Ah! how is it when, after such a season of strained emotion and unnatural excitement, "every man has gone unto his own house"? How is it when the self-deluded convert, who shouted aloud the tidings of his salvation in the ears of the multitude the night before, wakes up in the morning to find himself no more in the "house of prayer," but in the house of his own old lusts and passions, his old worldly loves, his selfish, earthly aims; when he finds his heart and its affections the same as before, the same old temptations returning to him with renewed force, the same cunning plea of the devil in his ear, the same voice of flattery and sinful pleasure and unholy gain whispering to him from the world?
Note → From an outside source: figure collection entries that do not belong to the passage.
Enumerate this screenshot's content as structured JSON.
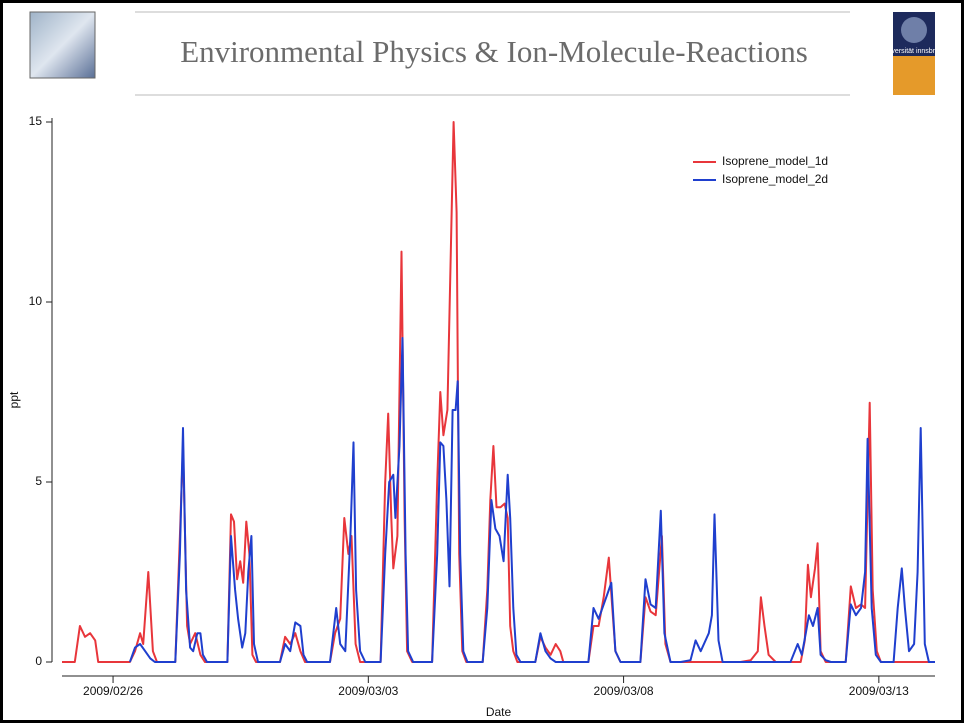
{
  "header": {
    "title": "Environmental Physics & Ion-Molecule-Reactions",
    "logo_text": "universität innsbruck"
  },
  "chart_data": {
    "type": "line",
    "xlabel": "Date",
    "ylabel": "ppt",
    "legend": "upper right",
    "xlim": [
      0,
      17.1
    ],
    "ylim": [
      0,
      15
    ],
    "xticks": [
      {
        "value": 1,
        "label": "2009/02/26"
      },
      {
        "value": 6,
        "label": "2009/03/03"
      },
      {
        "value": 11,
        "label": "2009/03/08"
      },
      {
        "value": 16,
        "label": "2009/03/13"
      }
    ],
    "yticks": [
      0,
      5,
      10,
      15
    ],
    "series": [
      {
        "name": "Isoprene_model_1d",
        "color": "#e8363b",
        "x": [
          0,
          0.25,
          0.35,
          0.45,
          0.55,
          0.65,
          0.71,
          1.33,
          1.43,
          1.53,
          1.59,
          1.69,
          1.78,
          1.86,
          2.22,
          2.31,
          2.37,
          2.45,
          2.51,
          2.61,
          2.71,
          2.8,
          3.24,
          3.31,
          3.37,
          3.43,
          3.49,
          3.55,
          3.61,
          3.67,
          3.73,
          3.8,
          4.27,
          4.37,
          4.47,
          4.57,
          4.67,
          4.76,
          5.25,
          5.35,
          5.45,
          5.53,
          5.61,
          5.67,
          5.75,
          5.84,
          6.24,
          6.33,
          6.39,
          6.45,
          6.49,
          6.57,
          6.65,
          6.71,
          6.76,
          6.86,
          7.25,
          7.35,
          7.41,
          7.47,
          7.55,
          7.61,
          7.67,
          7.73,
          7.78,
          7.84,
          7.92,
          8.24,
          8.33,
          8.39,
          8.45,
          8.51,
          8.59,
          8.67,
          8.73,
          8.78,
          8.84,
          8.92,
          9.27,
          9.37,
          9.47,
          9.57,
          9.67,
          9.76,
          9.82,
          10.31,
          10.41,
          10.51,
          10.61,
          10.71,
          10.78,
          10.84,
          10.94,
          11.33,
          11.43,
          11.53,
          11.63,
          11.75,
          11.82,
          11.92,
          13.29,
          13.49,
          13.63,
          13.69,
          13.76,
          13.84,
          13.98,
          14.47,
          14.55,
          14.61,
          14.67,
          14.75,
          14.8,
          14.86,
          14.96,
          15.35,
          15.45,
          15.55,
          15.65,
          15.73,
          15.82,
          15.88,
          15.96,
          16.04,
          17.1
        ],
        "values": [
          0,
          0,
          1.0,
          0.7,
          0.8,
          0.6,
          0,
          0,
          0.3,
          0.8,
          0.5,
          2.5,
          0.3,
          0,
          0,
          3.5,
          6.0,
          1.0,
          0.5,
          0.8,
          0.2,
          0,
          0,
          4.1,
          3.9,
          2.3,
          2.8,
          2.2,
          3.9,
          3.0,
          0.2,
          0,
          0,
          0.7,
          0.5,
          0.8,
          0.3,
          0,
          0,
          0.8,
          1.2,
          4.0,
          3.0,
          3.5,
          0.5,
          0,
          0,
          5.0,
          6.9,
          4.0,
          2.6,
          3.5,
          11.4,
          4.0,
          0.3,
          0,
          0,
          5.0,
          7.5,
          6.3,
          7.0,
          11.0,
          15.0,
          12.5,
          3.0,
          0.3,
          0,
          0,
          2.0,
          4.5,
          6.0,
          4.3,
          4.3,
          4.4,
          4.0,
          1.0,
          0.3,
          0,
          0,
          0.7,
          0.4,
          0.2,
          0.5,
          0.3,
          0,
          0,
          1.0,
          1.0,
          1.8,
          2.9,
          1.5,
          0.3,
          0,
          0,
          1.8,
          1.4,
          1.3,
          3.5,
          0.5,
          0,
          0,
          0.05,
          0.3,
          1.8,
          1.0,
          0.2,
          0,
          0,
          0.6,
          2.7,
          1.8,
          2.6,
          3.3,
          0.3,
          0,
          0,
          2.1,
          1.5,
          1.6,
          1.5,
          7.2,
          2.0,
          0.3,
          0,
          0
        ]
      },
      {
        "name": "Isoprene_model_2d",
        "color": "#1f3fce",
        "x": [
          1.33,
          1.43,
          1.53,
          1.63,
          1.73,
          1.82,
          2.22,
          2.31,
          2.37,
          2.43,
          2.51,
          2.57,
          2.65,
          2.71,
          2.76,
          2.84,
          3.24,
          3.31,
          3.39,
          3.45,
          3.53,
          3.59,
          3.65,
          3.71,
          3.76,
          3.84,
          4.27,
          4.37,
          4.47,
          4.57,
          4.67,
          4.73,
          4.8,
          5.25,
          5.37,
          5.45,
          5.55,
          5.65,
          5.71,
          5.76,
          5.84,
          5.94,
          6.24,
          6.33,
          6.41,
          6.49,
          6.53,
          6.61,
          6.67,
          6.73,
          6.78,
          6.88,
          7.25,
          7.35,
          7.41,
          7.47,
          7.53,
          7.59,
          7.65,
          7.71,
          7.75,
          7.8,
          7.86,
          7.94,
          8.24,
          8.33,
          8.41,
          8.49,
          8.57,
          8.65,
          8.73,
          8.78,
          8.84,
          8.9,
          8.98,
          9.27,
          9.37,
          9.47,
          9.57,
          9.67,
          10.31,
          10.41,
          10.51,
          10.61,
          10.71,
          10.76,
          10.84,
          10.94,
          11.33,
          11.43,
          11.53,
          11.63,
          11.73,
          11.8,
          11.92,
          12.12,
          12.31,
          12.41,
          12.51,
          12.67,
          12.73,
          12.78,
          12.86,
          12.94,
          14.27,
          14.41,
          14.49,
          14.57,
          14.63,
          14.71,
          14.8,
          14.86,
          14.96,
          15.06,
          15.35,
          15.45,
          15.55,
          15.65,
          15.73,
          15.78,
          15.86,
          15.94,
          16.04,
          16.29,
          16.37,
          16.45,
          16.51,
          16.59,
          16.69,
          16.76,
          16.82,
          16.9,
          16.98,
          17.1
        ],
        "values": [
          0,
          0.4,
          0.5,
          0.3,
          0.1,
          0,
          0,
          3.0,
          6.5,
          2.0,
          0.4,
          0.3,
          0.8,
          0.8,
          0.2,
          0,
          0,
          3.5,
          2.0,
          1.2,
          0.4,
          0.8,
          2.5,
          3.5,
          0.5,
          0,
          0,
          0.5,
          0.3,
          1.1,
          1.0,
          0.2,
          0,
          0,
          1.5,
          0.5,
          0.3,
          3.5,
          6.1,
          2.0,
          0.3,
          0,
          0,
          3.0,
          5.0,
          5.2,
          4.0,
          6.0,
          9.0,
          3.0,
          0.3,
          0,
          0,
          3.0,
          6.1,
          6.0,
          4.5,
          2.1,
          7.0,
          7.0,
          7.8,
          3.0,
          0.3,
          0,
          0,
          1.5,
          4.5,
          3.7,
          3.5,
          2.8,
          5.2,
          4.0,
          1.5,
          0.2,
          0,
          0,
          0.8,
          0.3,
          0.1,
          0,
          0,
          1.5,
          1.2,
          1.6,
          2.0,
          2.2,
          0.3,
          0,
          0,
          2.3,
          1.6,
          1.5,
          4.2,
          0.8,
          0,
          0,
          0.05,
          0.6,
          0.3,
          0.8,
          1.3,
          4.1,
          0.6,
          0,
          0,
          0.5,
          0.2,
          0.8,
          1.3,
          1.0,
          1.5,
          0.2,
          0.05,
          0,
          0,
          1.6,
          1.3,
          1.5,
          2.5,
          6.2,
          1.5,
          0.2,
          0,
          0,
          1.5,
          2.6,
          1.5,
          0.3,
          0.5,
          2.5,
          6.5,
          0.5,
          0,
          0
        ]
      }
    ]
  }
}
Then, indeed, he knows that "every man has returned unto his own house."

Happy if, discovering his delusion, and seeing then the awful distinction between a temporary pious emotion and the religion of everyday life,— the difference between acknowledging the Lord and shouting his praises in the congregation and inwardly worshiping and obeying Him at home in his soul's own house,— happy if he be not discouraged! Happy if the evil spirit, seeking rest and finding none, return not into him with sevenfold power, and make the last state of that man to be worse than the first!

We would not hinder any sincere effort or means of rousing men to a sense of the perils of an evil, ungodly life,—of lifting their thoughts to heaven and to God ; but we would that men were taught that the test of conversion is not in the momentary, transient emotions of the hour of prayer, but in the state of life which is entered upon when "every man has gone unto his own house."
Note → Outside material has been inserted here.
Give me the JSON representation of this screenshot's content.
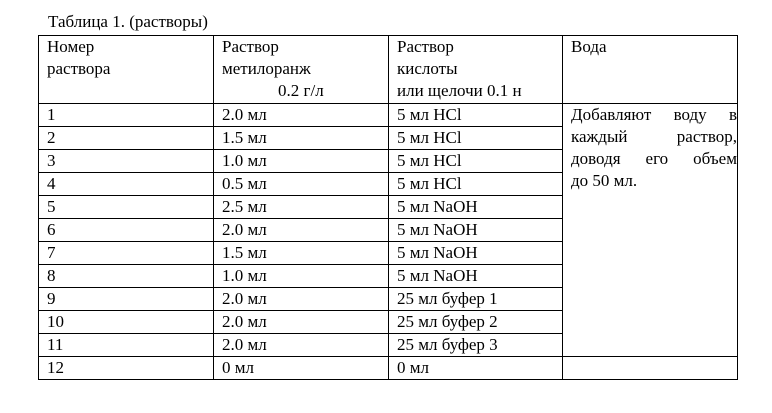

Some there are — alas, too many !—who hear sermons in church, and then go carrying its application, not every man to his own house, but to the house of his neighbor,— hearing for others, not themselves, and letting the stern judgments of the truth fall on the evils they detect in others, rather than on the foes of their own household. Let every man, when the Lord has given him light, carry that light with him unto his own house; to cast thus the beam out of his own eye before he seeketh to cast the mote out of his brother's eye.

There draweth near to all of us the day and the hour when the Lord shall call us away from these temporary homes of earth and the natural body, and when in the resurrection and the judgment every man shall go unto his own house. Here in the world we have heard the Word of God; we have learned of the Lord our Saviour; we have been taught those Divine commandments which are the way of eternal life. Here it is in our power, by prayer, by looking to the Lord, by shunning our evils as sins, by faithfully fulfilling our duties, to acquire, through the Lord's ever-present help, a regenerated will, a heart impelled by heavenly motives and fit for the enjoyment of heavenly delights. Such a regenerated will is the soul's home, which the good man carries with him into the other world; it is his mansion not made with hands, eternal in the heavens. In our Father's house, which is in heaven, are many such mansions; and may it be our endeavor here to be building for ourselves, by the practice of a holy Christian life, such spiritual homes! that it may be into these heavenly mansions that we may, by the Divine mercy, enter, in that day when "every man shall go unto his own house!”